やっと姿を現した大朝日岳と小朝日岳(右)
(葉山湿原付近から)


【メンバー】単独
【山行形態】夏山装備、日帰り
【山域】朝日連峰
【山名と標高】長井葉山1,237m
【天候】曇りのち晴れ
【温泉】長井市あやめ温泉「桜湯」300円
【行程と参考コースタイム】
(登山口)TV塔駐車地点(555m)11:10〜高玉愛染峠分岐12:30〜大朝日岳分岐12:57〜葉山山荘13:00-13:20〜高玉愛染峠分岐13:55〜TV塔15:10
 
【概要】
長井葉山には様々な登山口があるのは知っていたが、白鷹町の高玉口からは初めてであった。まだ登っていないコースとしては他に勧進代尾根がある。以前から高玉コースは短時間で登れるから楽だとは聞いていても、地元の山となるとやはり長井市のオケサ堀コースと白兎尾根からしか考えたことがなかった。しかし、体調を考えると遠出はできないし、飯豊朝日は自信がないので、また近くの山を登ることにしたのだが、地図を眺めているうちに、まだ登っていないコースがあることを思い出し、今回はこの高玉口から登ってみることにした。

西根山麓を通る農道から林道に入り、約3km近く走るとテレビ塔の建っているところで行き止まりになった。この林道終点には5、6台ほどの駐車スペースがあったが、車は1台もなくひっそりとしていた。テレビ塔から林道を100mほど戻り右手の林道へと進むと、ここも四輪駆動車であれば先に進めそうな道路幅はあったが、泥濘地とヤブに苦労するよりも潔く歩いた方が無難である。10分ほど歩くと左手に雨量観測所があり、ここからは本格的な山道となった。初めは草丈が伸び放題となっていて、ヤブを漕がなければならなかったが、それもまもなくしっかりとした登山道となった。

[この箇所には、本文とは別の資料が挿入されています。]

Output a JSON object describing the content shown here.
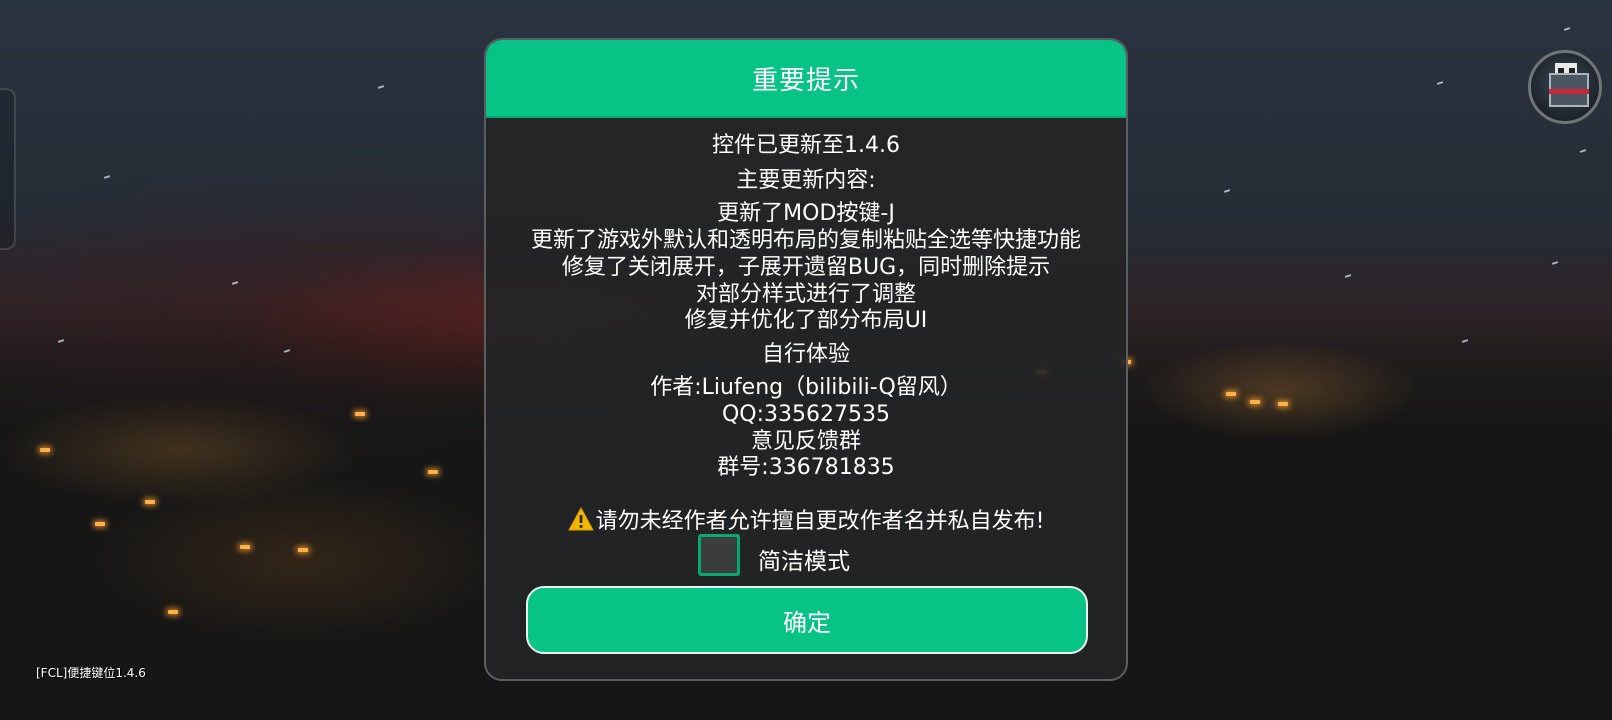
{
  "dialog": {
    "title": "重要提示",
    "lines": [
      "控件已更新至1.4.6",
      "主要更新内容:",
      "更新了MOD按键-J",
      "更新了游戏外默认和透明布局的复制粘贴全选等快捷功能",
      "修复了关闭展开，子展开遗留BUG，同时删除提示",
      "对部分样式进行了调整",
      "修复并优化了部分布局UI",
      "自行体验",
      "作者:Liufeng（bilibili-Q留风）",
      "QQ:335627535",
      "意见反馈群",
      "群号:336781835"
    ],
    "warning": "请勿未经作者允许擅自更改作者名并私自发布!",
    "warning_icon": "warning-icon",
    "checkbox_label": "简洁模式",
    "checkbox_checked": false,
    "confirm_label": "确定"
  },
  "footer": {
    "label": "[FCL]便捷键位1.4.6"
  },
  "colors": {
    "accent": "#07c386",
    "dialog_bg": "#242526",
    "text": "#ffffff"
  }
}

やがて急坂となると七曲がりのようなジグザグ道が続いた。途中で水の取れそうな小沢を通過し、しばらく急坂に喘いでいると、葉山連峰の稜線に出た。右に進めば愛染峠で、左手に進めば葉山と書かれた標識が横たわっている。ここからは小さなアップダウンはあるもののなだらかな稜線歩きとなり、途中の林間からは白鷹町や長井市の集落が望めるようになる。ダラダラとした平坦歩きが続き、小湿原を2ヶ所通過すると、もうそこは葉山湿原の一角で、葉山の山頂が近づいていた。枯葉色の道端にはアキノキリンソウがわずかに目立つ程度であった。途中、大朝日岳への縦走路との分岐を通過する。そこは数年前、大朝日岳から縦走してきたのを思い出す地点でもある。まもなく奥ノ院への道を右に見送ると、葉山神社はもう目前であった。

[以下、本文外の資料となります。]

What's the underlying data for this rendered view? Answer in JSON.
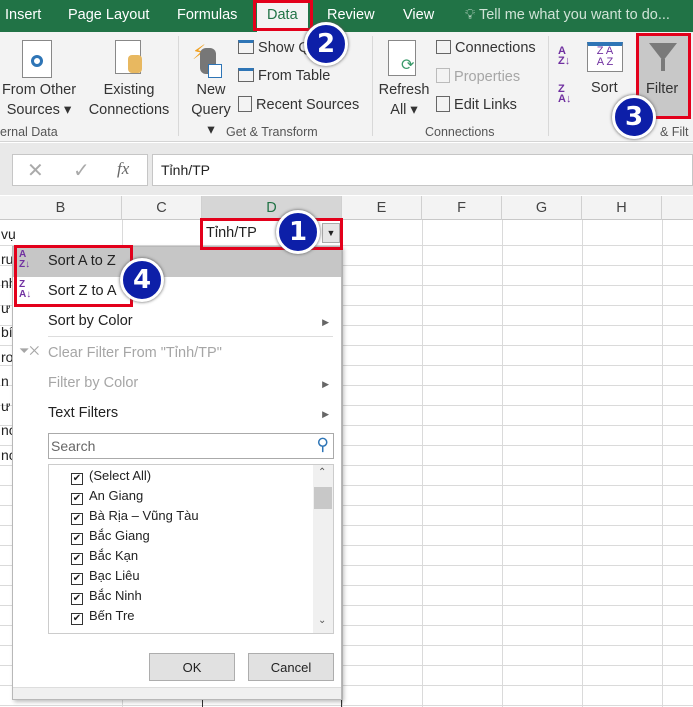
{
  "ribbon_tabs": [
    "Insert",
    "Page Layout",
    "Formulas",
    "Data",
    "Review",
    "View"
  ],
  "tell_me": "Tell me what you want to do...",
  "ribbon": {
    "from_other_sources": [
      "From Other",
      "Sources"
    ],
    "existing_connections": [
      "Existing",
      "Connections"
    ],
    "external_data_group": "ernal Data",
    "new_query": [
      "New",
      "Query"
    ],
    "show_queries": "Show Q",
    "from_table": "From Table",
    "recent_sources": "Recent Sources",
    "get_transform_group": "Get & Transform",
    "refresh_all": [
      "Refresh",
      "All"
    ],
    "connections": "Connections",
    "properties": "Properties",
    "edit_links": "Edit Links",
    "connections_group": "Connections",
    "sort": "Sort",
    "filter": "Filter",
    "sort_filter_group": "& Filt"
  },
  "formula_bar": {
    "fx": "fx",
    "value": "Tỉnh/TP"
  },
  "columns": [
    "B",
    "C",
    "D",
    "E",
    "F",
    "G",
    "H"
  ],
  "cells": {
    "b_partial": [
      "vụ",
      "ru",
      "nh",
      "ư",
      "bí",
      "rơ",
      "n",
      "ư",
      "nc",
      "nc"
    ],
    "d1": "Tỉnh/TP"
  },
  "menu": {
    "sort_az": "Sort A to Z",
    "sort_za": "Sort Z to A",
    "sort_by_color": "Sort by Color",
    "clear_filter": "Clear Filter From \"Tỉnh/TP\"",
    "filter_by_color": "Filter by Color",
    "text_filters": "Text Filters",
    "search_placeholder": "Search",
    "items": [
      {
        "label": "(Select All)",
        "checked": true
      },
      {
        "label": "An Giang",
        "checked": true
      },
      {
        "label": "Bà Rịa – Vũng Tàu",
        "checked": true
      },
      {
        "label": "Bắc Giang",
        "checked": true
      },
      {
        "label": "Bắc Kạn",
        "checked": true
      },
      {
        "label": "Bạc Liêu",
        "checked": true
      },
      {
        "label": "Bắc Ninh",
        "checked": true
      },
      {
        "label": "Bến Tre",
        "checked": true
      }
    ],
    "ok": "OK",
    "cancel": "Cancel"
  },
  "badges": [
    "1",
    "2",
    "3",
    "4"
  ],
  "colors": {
    "excel_green": "#217346",
    "highlight": "#e3001b",
    "badge": "#0d1fa8"
  }
}
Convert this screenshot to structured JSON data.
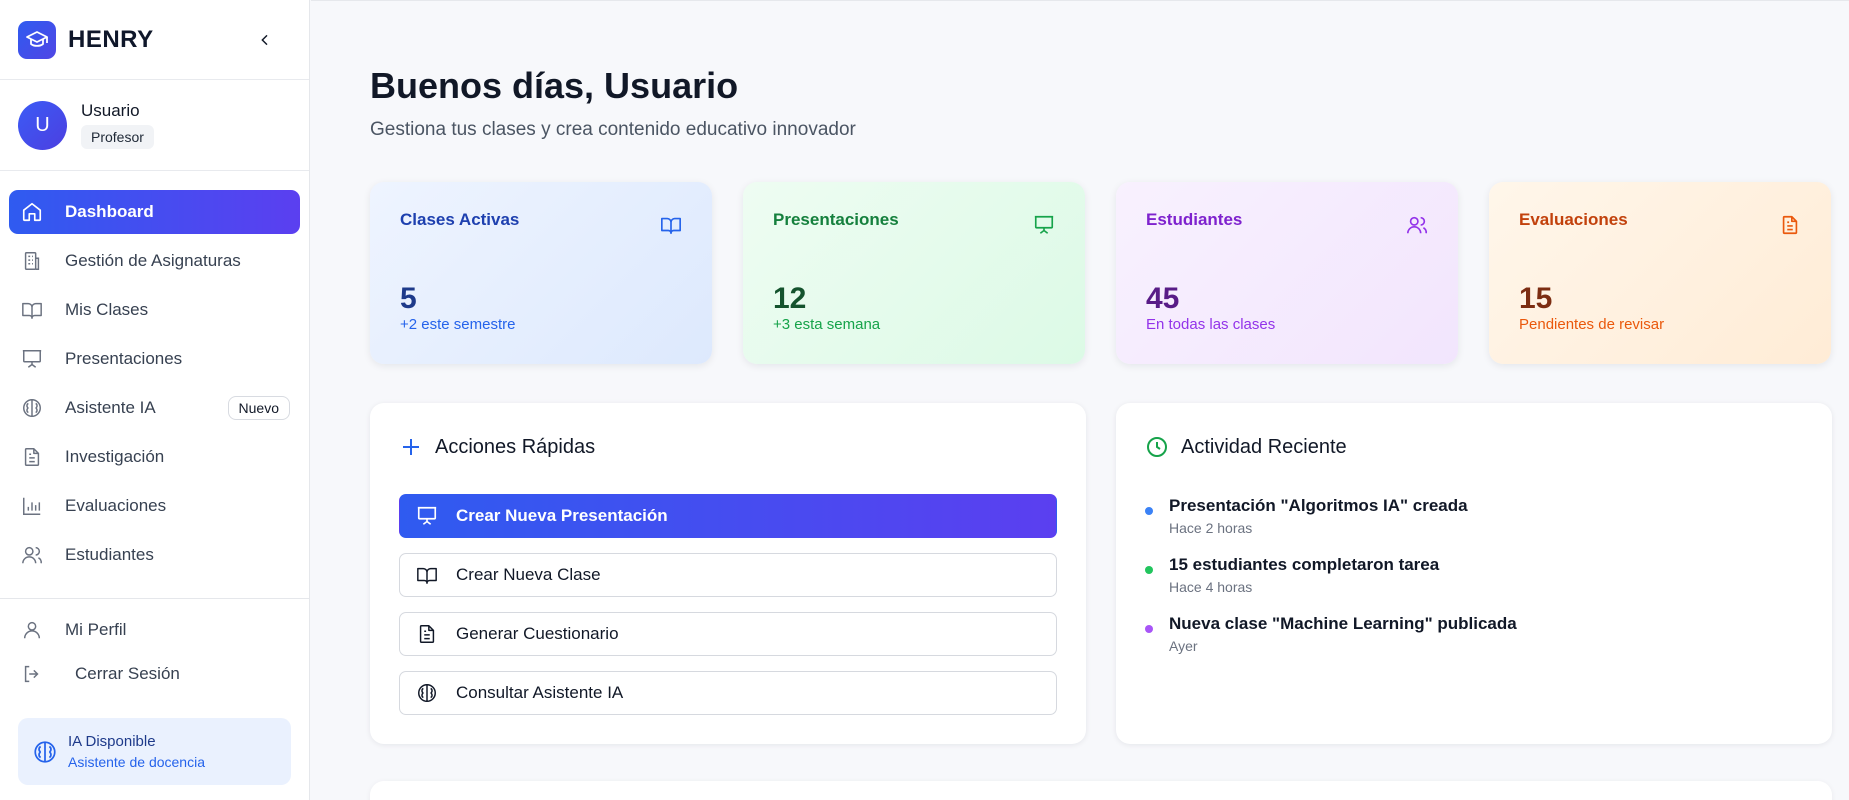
{
  "brand": {
    "name": "HENRY",
    "logo_icon": "graduation-cap-icon"
  },
  "user": {
    "initial": "U",
    "name": "Usuario",
    "role": "Profesor"
  },
  "sidebar": {
    "items": [
      {
        "label": "Dashboard",
        "icon": "home-icon",
        "active": true
      },
      {
        "label": "Gestión de Asignaturas",
        "icon": "building-icon"
      },
      {
        "label": "Mis Clases",
        "icon": "book-open-icon"
      },
      {
        "label": "Presentaciones",
        "icon": "presentation-icon"
      },
      {
        "label": "Asistente IA",
        "icon": "brain-icon",
        "badge": "Nuevo"
      },
      {
        "label": "Investigación",
        "icon": "document-icon"
      },
      {
        "label": "Evaluaciones",
        "icon": "bar-chart-icon"
      },
      {
        "label": "Estudiantes",
        "icon": "users-icon"
      }
    ],
    "bottom": [
      {
        "label": "Mi Perfil",
        "icon": "user-icon"
      },
      {
        "label": "Cerrar Sesión",
        "icon": "logout-icon"
      }
    ],
    "ai_card": {
      "title": "IA Disponible",
      "subtitle": "Asistente de docencia"
    }
  },
  "main": {
    "greeting": "Buenos días, Usuario",
    "subtitle": "Gestiona tus clases y crea contenido educativo innovador",
    "stats": [
      {
        "title": "Clases Activas",
        "value": "5",
        "sub": "+2 este semestre",
        "icon": "book-open-icon"
      },
      {
        "title": "Presentaciones",
        "value": "12",
        "sub": "+3 esta semana",
        "icon": "presentation-icon"
      },
      {
        "title": "Estudiantes",
        "value": "45",
        "sub": "En todas las clases",
        "icon": "users-icon"
      },
      {
        "title": "Evaluaciones",
        "value": "15",
        "sub": "Pendientes de revisar",
        "icon": "document-icon"
      }
    ],
    "quick_actions": {
      "title": "Acciones Rápidas",
      "items": [
        {
          "label": "Crear Nueva Presentación",
          "icon": "presentation-icon"
        },
        {
          "label": "Crear Nueva Clase",
          "icon": "book-open-icon"
        },
        {
          "label": "Generar Cuestionario",
          "icon": "document-icon"
        },
        {
          "label": "Consultar Asistente IA",
          "icon": "brain-icon"
        }
      ]
    },
    "activity": {
      "title": "Actividad Reciente",
      "items": [
        {
          "title": "Presentación \"Algoritmos IA\" creada",
          "time": "Hace 2 horas",
          "color": "#3b82f6"
        },
        {
          "title": "15 estudiantes completaron tarea",
          "time": "Hace 4 horas",
          "color": "#22c55e"
        },
        {
          "title": "Nueva clase \"Machine Learning\" publicada",
          "time": "Ayer",
          "color": "#a855f7"
        }
      ]
    }
  },
  "colors": {
    "accent_start": "#2f5bf0",
    "accent_end": "#5b3ff0"
  }
}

天候が今一つだったためか、それとも時間が遅かったのか、山荘には登山者の姿はなく、ひっそりとした葉山の山頂であった。薄雲が朝から空全体を覆っていたものの、結局雨が降り出すことはなく、神社の裏手に腰を下ろして遅い昼食とする。楽しみにしていた大朝日岳の展望がないので、少し寂しさを感じながらの昼食であった。晴れる気配がないので早々に山頂を後にすると、奥ノ院は立ち寄らずに元の道を引き返すことにした。しかし、湿原を通過するあたりから天候が一変する。それはまるで砂浜から潮が一斉に引くようにとでもいうのか、急に空から薄雲が消え始め、空全体に青空が広がると周囲は眩しいほどの明るさに包まれた。そして一時はあきらめていた大朝日岳の姿が左手奥から現れだしたのだ。私は少し木に攀じ登って大朝日岳の写真を一枚おさめた。そこはコース上で大朝日岳が望める最後の地点でもあった。こんなことなら奥ノ院まで足を伸ばすべきだったなと思っても、今さら引き返す元気はもうなかったが、今まで色彩を失っていた草紅葉の湿原がまるで別の風景のように輝き始めたのをみて私は満足であった。ブナ林からは初秋を感じさせる
木洩れ日が登山道に降り注いでいた。見上げると色づき始めたブナの葉が逆光に煌めいていて、陰影がより深くなっているのを感じた。